Venue of cyber libel - As a general rule, the venue of libel cases where the complainant
is a private individual is limited to only either of two places, namely: 1) where the complainant
actually resides at the time of the commission of the offense; or 2) where the alleged defamatory
article was printed and first published (Article 360 of the Revised Penal Code).

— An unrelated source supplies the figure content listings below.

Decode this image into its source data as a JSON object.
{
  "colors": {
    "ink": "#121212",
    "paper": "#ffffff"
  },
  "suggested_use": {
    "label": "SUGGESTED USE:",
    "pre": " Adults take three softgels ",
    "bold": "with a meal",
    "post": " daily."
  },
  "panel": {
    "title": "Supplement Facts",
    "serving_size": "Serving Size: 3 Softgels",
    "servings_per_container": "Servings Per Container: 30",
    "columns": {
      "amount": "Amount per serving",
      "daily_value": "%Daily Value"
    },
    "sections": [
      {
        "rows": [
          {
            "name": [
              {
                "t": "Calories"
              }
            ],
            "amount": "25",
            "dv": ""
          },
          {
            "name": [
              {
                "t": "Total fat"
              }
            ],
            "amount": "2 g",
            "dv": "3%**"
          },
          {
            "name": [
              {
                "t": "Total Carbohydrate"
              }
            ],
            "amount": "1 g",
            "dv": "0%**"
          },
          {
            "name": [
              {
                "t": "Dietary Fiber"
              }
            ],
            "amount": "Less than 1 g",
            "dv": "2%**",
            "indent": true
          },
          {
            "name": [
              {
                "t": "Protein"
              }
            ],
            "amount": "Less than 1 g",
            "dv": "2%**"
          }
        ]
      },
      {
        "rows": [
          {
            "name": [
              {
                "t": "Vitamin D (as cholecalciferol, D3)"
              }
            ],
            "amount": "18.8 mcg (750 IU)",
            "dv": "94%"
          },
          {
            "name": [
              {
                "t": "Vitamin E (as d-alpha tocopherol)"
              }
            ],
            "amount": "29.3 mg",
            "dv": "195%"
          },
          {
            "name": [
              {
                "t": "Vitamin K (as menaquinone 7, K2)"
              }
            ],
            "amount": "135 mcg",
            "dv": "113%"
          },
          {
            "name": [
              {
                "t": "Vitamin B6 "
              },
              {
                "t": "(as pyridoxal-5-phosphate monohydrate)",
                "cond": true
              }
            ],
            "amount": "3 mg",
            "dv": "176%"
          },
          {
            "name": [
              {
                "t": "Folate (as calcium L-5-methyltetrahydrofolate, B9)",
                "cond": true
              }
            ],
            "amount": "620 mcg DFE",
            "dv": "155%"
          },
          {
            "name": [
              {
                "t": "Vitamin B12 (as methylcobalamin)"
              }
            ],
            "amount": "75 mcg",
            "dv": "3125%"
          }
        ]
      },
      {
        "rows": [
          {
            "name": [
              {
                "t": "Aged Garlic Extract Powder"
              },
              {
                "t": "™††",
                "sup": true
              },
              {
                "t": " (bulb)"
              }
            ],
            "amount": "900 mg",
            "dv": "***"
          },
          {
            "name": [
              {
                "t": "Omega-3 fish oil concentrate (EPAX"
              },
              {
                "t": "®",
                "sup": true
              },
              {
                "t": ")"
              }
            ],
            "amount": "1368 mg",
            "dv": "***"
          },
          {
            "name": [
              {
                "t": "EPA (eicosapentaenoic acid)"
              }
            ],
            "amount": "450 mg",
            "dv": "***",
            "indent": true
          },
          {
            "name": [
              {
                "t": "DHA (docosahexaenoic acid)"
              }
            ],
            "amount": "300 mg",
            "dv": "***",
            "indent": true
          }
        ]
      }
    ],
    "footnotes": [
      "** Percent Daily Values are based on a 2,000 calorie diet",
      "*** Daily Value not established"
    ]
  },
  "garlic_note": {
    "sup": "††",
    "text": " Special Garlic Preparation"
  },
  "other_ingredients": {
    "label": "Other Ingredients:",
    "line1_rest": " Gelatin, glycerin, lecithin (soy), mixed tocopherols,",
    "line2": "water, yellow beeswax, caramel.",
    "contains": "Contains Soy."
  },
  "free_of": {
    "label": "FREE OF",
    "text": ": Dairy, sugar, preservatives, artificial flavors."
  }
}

However, the place where libelous article was accessed by the offended party in the
internet is not equivalent to the place where the libelous article is printed and first
published within the contemplation of the rule on venue under Article 360 of the Revised Penal
Code.

To rule otherwise is to allow the evil sought to be prevented by the amendment to Article
360, and that was the indiscriminate or arbitrary laying of the venue in libel cases in distant,
isolated or far-flung areas, meant to accomplish nothing more than harass or intimidate an
accused. The disparity or unevenness of the situation becomes even more acute where the
offended party is a person of sufficient means or possesses influence, and is motivated by spite
or the need for revenge.

To equate the “first access to the defamatory article on website” with "printing and first
publication of the article" would spawn the very ills that the amendment to Article 360 of the
RPC sought to discourage and prevent. It hardly requires much imagination to see the chaos
that would ensue in situations where the website’s author or writer, a blogger or anyone who
posts messages therein could be sued for libel anywhere in the Philippines that the private
complainant may have allegedly accessed the offending website.

At any rate, Article 360 still allow offended party to file the civil or criminal complaint for
internet libel in their respective places of residence (Bonifacio vs. RTC, Makati, Branch 149,G.R.